Some organizations are taking a similar approach to nonprofits using loans.
The Bethesda-based Calvert Foundation extended its first loans to capital-seeking nonprofit organizations and community groups in 1995, often offering lower interest rates, longer repayment time lines or other terms more favorable than a private bank.
The group’s funding comes in part from a community investment note that individuals and corporations can purchase as part of their investment portfolio, meaning the nonprofit must scrutinize deals to find those that all but guarantee tangible returns, said Lisa Hall, president.
“In the early days of Calvert Foundation, we used to get criticized [that we’re] cherry-picking the best deals.

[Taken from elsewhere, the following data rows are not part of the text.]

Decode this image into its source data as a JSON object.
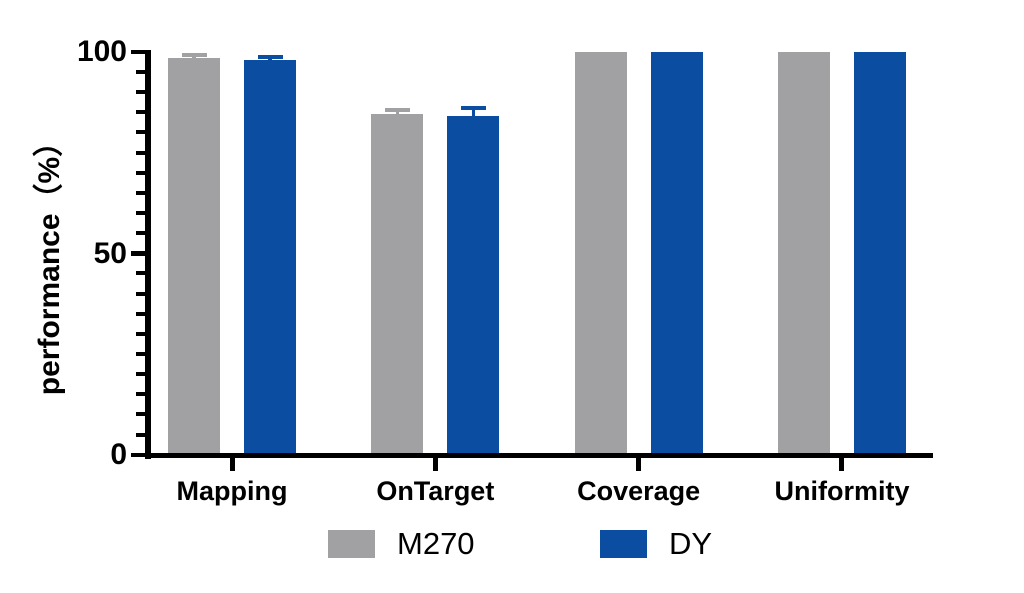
{
  "chart_data": {
    "type": "bar",
    "title": "",
    "xlabel": "",
    "ylabel": "performance（%）",
    "ylim": [
      0,
      100
    ],
    "yticks_major": [
      0,
      50,
      100
    ],
    "ytick_minor_step": 5,
    "grid": false,
    "legend_position": "bottom",
    "categories": [
      "Mapping",
      "OnTarget",
      "Coverage",
      "Uniformity"
    ],
    "series": [
      {
        "name": "M270",
        "color": "#A1A1A4",
        "values": [
          98.5,
          84.5,
          100,
          100
        ],
        "errors": [
          0.8,
          1.0,
          0,
          0
        ]
      },
      {
        "name": "DY",
        "color": "#0B4DA0",
        "values": [
          98.0,
          84.0,
          100,
          100
        ],
        "errors": [
          0.8,
          2.0,
          0,
          0
        ]
      }
    ]
  },
  "colors": {
    "axis": "#000000",
    "background": "#FFFFFF"
  }
}
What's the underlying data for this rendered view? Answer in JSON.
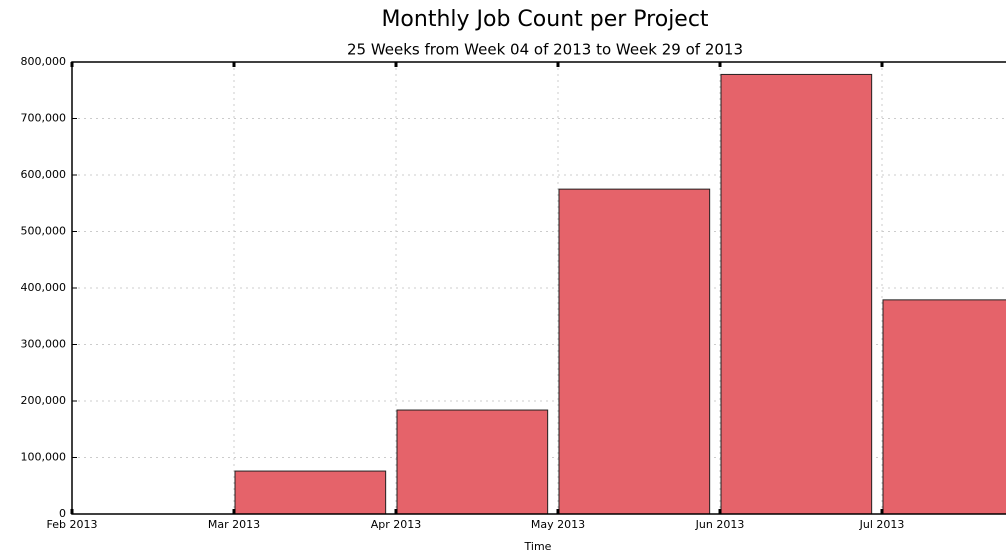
{
  "chart_data": {
    "type": "bar",
    "title": "Monthly Job Count per Project",
    "subtitle": "25 Weeks from Week 04 of 2013 to Week 29 of 2013",
    "x_label": "Time",
    "categories": [
      "Feb 2013",
      "Mar 2013",
      "Apr 2013",
      "May 2013",
      "Jun 2013",
      "Jul 2013"
    ],
    "values": [
      0,
      76000,
      184000,
      575000,
      778000,
      379000
    ],
    "color": "#e5636a",
    "ylim": [
      0,
      800000
    ],
    "yticks": [
      {
        "value": 0,
        "label": "0"
      },
      {
        "value": 100000,
        "label": "100,000"
      },
      {
        "value": 200000,
        "label": "200,000"
      },
      {
        "value": 300000,
        "label": "300,000"
      },
      {
        "value": 400000,
        "label": "400,000"
      },
      {
        "value": 500000,
        "label": "500,000"
      },
      {
        "value": 600000,
        "label": "600,000"
      },
      {
        "value": 700000,
        "label": "700,000"
      },
      {
        "value": 800000,
        "label": "800,000"
      }
    ],
    "grid": true
  }
}
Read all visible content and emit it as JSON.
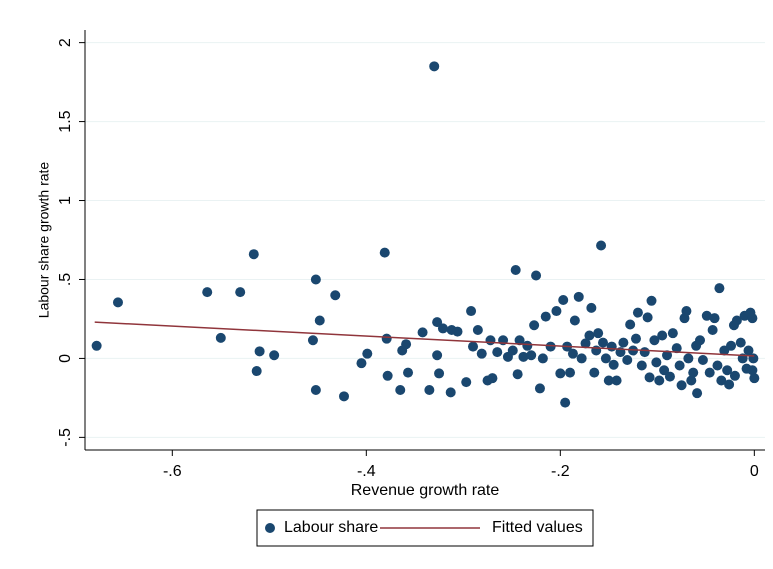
{
  "chart_data": {
    "type": "scatter",
    "x_label": "Revenue growth rate",
    "y_label": "Labour share growth rate",
    "xlim": [
      -0.69,
      0.011
    ],
    "ylim": [
      -0.58,
      2.08
    ],
    "xticks": [
      {
        "value": -0.6,
        "label": "-.6"
      },
      {
        "value": -0.4,
        "label": "-.4"
      },
      {
        "value": -0.2,
        "label": "-.2"
      },
      0
    ],
    "yticks": [
      {
        "value": -0.5,
        "label": "-.5"
      },
      0,
      {
        "value": 0.5,
        "label": ".5"
      },
      1,
      1.5,
      2
    ],
    "grid": true,
    "legend": "bottom",
    "series": [
      {
        "name": "Labour share",
        "type": "scatter",
        "color": "#1a476f",
        "x": [
          -0.678,
          -0.656,
          -0.564,
          -0.55,
          -0.53,
          -0.516,
          -0.513,
          -0.51,
          -0.495,
          -0.452,
          -0.448,
          -0.455,
          -0.452,
          -0.432,
          -0.423,
          -0.405,
          -0.399,
          -0.381,
          -0.379,
          -0.378,
          -0.365,
          -0.363,
          -0.359,
          -0.357,
          -0.342,
          -0.335,
          -0.33,
          -0.327,
          -0.327,
          -0.325,
          -0.321,
          -0.312,
          -0.313,
          -0.306,
          -0.297,
          -0.292,
          -0.29,
          -0.285,
          -0.281,
          -0.275,
          -0.272,
          -0.27,
          -0.265,
          -0.259,
          -0.254,
          -0.249,
          -0.246,
          -0.244,
          -0.242,
          -0.238,
          -0.234,
          -0.23,
          -0.227,
          -0.225,
          -0.221,
          -0.218,
          -0.215,
          -0.21,
          -0.204,
          -0.2,
          -0.197,
          -0.195,
          -0.193,
          -0.19,
          -0.187,
          -0.185,
          -0.181,
          -0.178,
          -0.174,
          -0.17,
          -0.168,
          -0.165,
          -0.163,
          -0.161,
          -0.158,
          -0.156,
          -0.153,
          -0.15,
          -0.147,
          -0.145,
          -0.142,
          -0.138,
          -0.135,
          -0.131,
          -0.128,
          -0.125,
          -0.122,
          -0.12,
          -0.116,
          -0.113,
          -0.11,
          -0.108,
          -0.106,
          -0.103,
          -0.101,
          -0.098,
          -0.095,
          -0.093,
          -0.09,
          -0.087,
          -0.084,
          -0.08,
          -0.077,
          -0.075,
          -0.072,
          -0.07,
          -0.068,
          -0.065,
          -0.063,
          -0.06,
          -0.059,
          -0.056,
          -0.053,
          -0.049,
          -0.046,
          -0.043,
          -0.041,
          -0.038,
          -0.036,
          -0.034,
          -0.031,
          -0.028,
          -0.026,
          -0.024,
          -0.021,
          -0.02,
          -0.018,
          -0.014,
          -0.012,
          -0.01,
          -0.008,
          -0.006,
          -0.004,
          -0.002,
          -0.001,
          -0.002,
          0.0
        ],
        "values": [
          0.08,
          0.355,
          0.42,
          0.13,
          0.42,
          0.66,
          -0.08,
          0.045,
          0.02,
          0.5,
          0.24,
          0.115,
          -0.2,
          0.4,
          -0.24,
          -0.03,
          0.03,
          0.67,
          0.125,
          -0.11,
          -0.2,
          0.05,
          0.09,
          -0.09,
          0.165,
          -0.2,
          1.85,
          0.23,
          0.02,
          -0.095,
          0.19,
          0.18,
          -0.215,
          0.17,
          -0.15,
          0.3,
          0.075,
          0.18,
          0.03,
          -0.14,
          0.115,
          -0.125,
          0.04,
          0.115,
          0.01,
          0.05,
          0.56,
          -0.1,
          0.115,
          0.01,
          0.08,
          0.02,
          0.21,
          0.525,
          -0.19,
          0.0,
          0.265,
          0.075,
          0.3,
          -0.095,
          0.37,
          -0.28,
          0.075,
          -0.09,
          0.03,
          0.24,
          0.39,
          0.0,
          0.095,
          0.145,
          0.32,
          -0.09,
          0.05,
          0.16,
          0.715,
          0.1,
          0.0,
          -0.14,
          0.075,
          -0.04,
          -0.14,
          0.04,
          0.1,
          -0.01,
          0.215,
          0.05,
          0.125,
          0.29,
          -0.045,
          0.04,
          0.26,
          -0.12,
          0.365,
          0.115,
          -0.025,
          -0.14,
          0.145,
          -0.075,
          0.02,
          -0.115,
          0.16,
          0.065,
          -0.045,
          -0.17,
          0.255,
          0.3,
          0.0,
          -0.14,
          -0.09,
          0.08,
          -0.22,
          0.115,
          -0.01,
          0.27,
          -0.09,
          0.18,
          0.255,
          -0.045,
          0.445,
          -0.14,
          0.05,
          -0.075,
          -0.165,
          0.08,
          0.21,
          -0.11,
          0.24,
          0.1,
          0.0,
          0.27,
          -0.065,
          0.05,
          0.29,
          -0.075,
          0.0,
          0.255,
          -0.125
        ]
      },
      {
        "name": "Fitted values",
        "type": "line",
        "color": "#90353b",
        "x": [
          -0.68,
          0.0
        ],
        "values": [
          0.23,
          0.015
        ]
      }
    ]
  }
}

My response to that is, ‘Yea, that’s the point. We’re investing in deals that are going to raise money’,” Hall said.
“That is one of the challenges in our work of impact investing, to make sure you’re investing in things where there is a clear earned revenue model and where there is a track record,” Hall said.
The Calvert Foundation typically invests in groups that have evidence of good operating performance, at least $5 million in total assets and experience repaying debt capital, among other criteria.
But skeptics contend that emphasis on financial return renders some organizations, and perhaps entire social causes, ineligible for impact investments because the communities they serve may not have the purchasing power to yield profits.
“In my mind [impact investing] presumes that usually the user can have some ability to pay for the service, otherwise I’m not sure where the scalability comes from,” said Bean, who worries impact investing may not be accessible for all organizations. “I’m not sure if impact investing could solve chronic homelessness or could be employed in juvenile justice to reduce recidivism.”
Business of nonprofitsLast summer it seemed that District-based Groundswell was hitting its philanthropic stride. The nonprofit, which negotiates on behalf of neighborhoods and community groups for lower rates on renewable energy, was brokering its second deal.
But its funding had run aground. Several grants and a performance contract that the fledgling nonprofit had previously lined up fell through as the granting institutions encountered their own financial hardship.
“We were growing, but your financial stability doesn’t grow with it as a nonprofit,” Executive Director Will Byrne said. “They’re almost separate.”